Avec cette coupe longitudinale pratiquée dans l’histoire de l’Allemagne, il propose au lecteur une micro-histoire des régimes de temporalités. Son enquête, qui s’adresse évidemment aux historiens de l’Allemagne, se donne aussi comme une étude de cas susceptible de fournir matière à réflexion à tous ceux qu’intéresse l’histoire politique, mais aussi les conditions et les formes de l’exercice du pouvoir. Par cette attention portée aux usages des temporalités (qui sont à la fois des contraintes, des ressources dans et pour l’action politique, mais aussi des points aveugles), il amène à considérer autrement ces concepts trop massifs que sont le moderne, la modernisation, le progrès, la transition, l’innovation, en scrutant ce que les acteurs font (ou prétendent faire), ce qu’ils disent (leurs discours et leurs écrits), comment ils se positionnent dans leur propre temps et comment ils articulent les trois catégories du passé, du présent et du future, non pas abstraitement, mais dans le concret de leurs décisions et de leurs actions. Ce que montre clairement le livre, c’est qu’au cours de la période (qui, pour moi, correspond à l’émergence, à l’installation et aussi à une mise en question du régime moderne d’historicité), il n’y pas une avancée linéaire vers la modernité, mais plutôt un mouvement  marqué par des « oscillations » et des retours en arrière. Ainsi, pour ne prendre qu’un seul exemple, le Grand Électeur peut faire appel au futur contre des droits héréditaires, mais cela n’implique pas, pour autant, de le voir comme un précurseur du concept de temps moderne. Les principaux protagonistes de Time and Power, qui traversent des périodes de crise ou qui viennent après (la Guerre de Trente Ans, 1848, 1918), font l’expérience de conflits de temporalités.

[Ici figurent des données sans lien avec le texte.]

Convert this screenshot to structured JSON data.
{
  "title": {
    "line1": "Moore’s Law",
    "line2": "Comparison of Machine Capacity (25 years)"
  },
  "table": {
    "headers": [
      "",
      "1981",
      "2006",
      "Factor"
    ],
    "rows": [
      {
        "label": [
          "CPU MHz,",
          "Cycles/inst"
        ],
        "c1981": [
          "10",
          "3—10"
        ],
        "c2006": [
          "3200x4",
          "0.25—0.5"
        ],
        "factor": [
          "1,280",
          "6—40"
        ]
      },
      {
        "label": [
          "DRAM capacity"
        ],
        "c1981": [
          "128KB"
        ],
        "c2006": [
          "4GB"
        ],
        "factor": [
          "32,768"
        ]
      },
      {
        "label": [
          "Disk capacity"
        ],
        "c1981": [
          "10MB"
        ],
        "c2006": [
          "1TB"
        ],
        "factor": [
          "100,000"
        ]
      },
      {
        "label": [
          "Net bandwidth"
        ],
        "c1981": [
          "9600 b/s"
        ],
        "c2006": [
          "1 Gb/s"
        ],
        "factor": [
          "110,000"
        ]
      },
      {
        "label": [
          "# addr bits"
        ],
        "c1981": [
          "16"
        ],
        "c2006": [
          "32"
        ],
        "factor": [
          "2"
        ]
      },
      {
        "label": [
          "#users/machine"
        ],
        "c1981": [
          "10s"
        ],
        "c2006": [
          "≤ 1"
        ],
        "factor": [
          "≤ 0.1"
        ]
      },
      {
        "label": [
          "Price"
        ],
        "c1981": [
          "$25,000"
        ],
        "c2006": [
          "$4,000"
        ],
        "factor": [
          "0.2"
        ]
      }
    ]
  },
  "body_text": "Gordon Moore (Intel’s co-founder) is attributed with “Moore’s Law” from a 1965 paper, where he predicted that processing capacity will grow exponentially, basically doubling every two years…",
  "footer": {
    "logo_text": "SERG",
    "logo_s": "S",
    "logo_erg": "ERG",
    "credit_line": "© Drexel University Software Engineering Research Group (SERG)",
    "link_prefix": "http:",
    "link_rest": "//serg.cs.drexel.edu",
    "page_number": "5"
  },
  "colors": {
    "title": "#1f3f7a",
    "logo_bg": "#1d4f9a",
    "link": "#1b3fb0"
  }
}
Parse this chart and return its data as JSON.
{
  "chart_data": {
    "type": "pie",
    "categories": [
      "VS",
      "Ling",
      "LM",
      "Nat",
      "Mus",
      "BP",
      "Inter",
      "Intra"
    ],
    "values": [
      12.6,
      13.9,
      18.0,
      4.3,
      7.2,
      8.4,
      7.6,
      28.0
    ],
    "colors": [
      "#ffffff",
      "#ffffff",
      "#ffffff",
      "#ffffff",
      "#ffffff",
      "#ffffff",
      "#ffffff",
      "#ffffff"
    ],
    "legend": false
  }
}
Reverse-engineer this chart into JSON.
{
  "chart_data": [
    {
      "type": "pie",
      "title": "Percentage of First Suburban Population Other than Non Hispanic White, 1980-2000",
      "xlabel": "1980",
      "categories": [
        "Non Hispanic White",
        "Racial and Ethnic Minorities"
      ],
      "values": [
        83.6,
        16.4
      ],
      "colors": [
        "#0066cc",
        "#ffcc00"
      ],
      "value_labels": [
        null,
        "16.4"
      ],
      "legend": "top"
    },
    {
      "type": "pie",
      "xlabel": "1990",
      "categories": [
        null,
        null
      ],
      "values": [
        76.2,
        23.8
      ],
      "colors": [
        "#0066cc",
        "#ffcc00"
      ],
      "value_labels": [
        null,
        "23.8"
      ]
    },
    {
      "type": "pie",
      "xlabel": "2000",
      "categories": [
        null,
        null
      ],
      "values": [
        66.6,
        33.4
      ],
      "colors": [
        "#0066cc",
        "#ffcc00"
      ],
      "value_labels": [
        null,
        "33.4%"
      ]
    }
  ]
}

Ils vivent, si j’utilise mon vocabulaire, non pas dans un mais dans deux (au moins) régimes d’historicité, l’ancien (avec son grand modèle de l’historia magistra vitæ) et le régime moderne (avec le flux du temps, le progrès et l’Histoire, en tant que telle). Dans ce parcours, les Nazis représentent un cas limite par leur volonté de sortir de l’histoire (moderne) au profit de la continuité raciale d’un passé fantasmé.

Au total, la démonstration est convaincante et l’invitation à scruter les interrelations entre temps et pouvoir se révèle heuristiquement fructueuse. De mon point de vue, l’enquête de Clark enrichit les usages possibles du concept de régime d’historicité tel que je le conçois. Puisque la recherche se présente comme une étude de cas, la question qu’on peut poser est celle de sa possible généralisation. Clark semble lui-même aller dans cette direction, puisque, à la fin de son introduction, il indique qu’il était en train d’écrire son livre alors qu’en Angleterre la campagne pour le Brexit battait son plein et qu’elle fut suivie peu après, aux États-Unis, par l’élection de Donald Trump. Les deux événements montrent, écrit-il, à quel point ce qu’il nomme la « chronopolitique » a de beaux jours devant elle. En l’occurrence, la mobilisation de glorieux passés au nom du futur : pour «  reprendre le contrôle du futur ».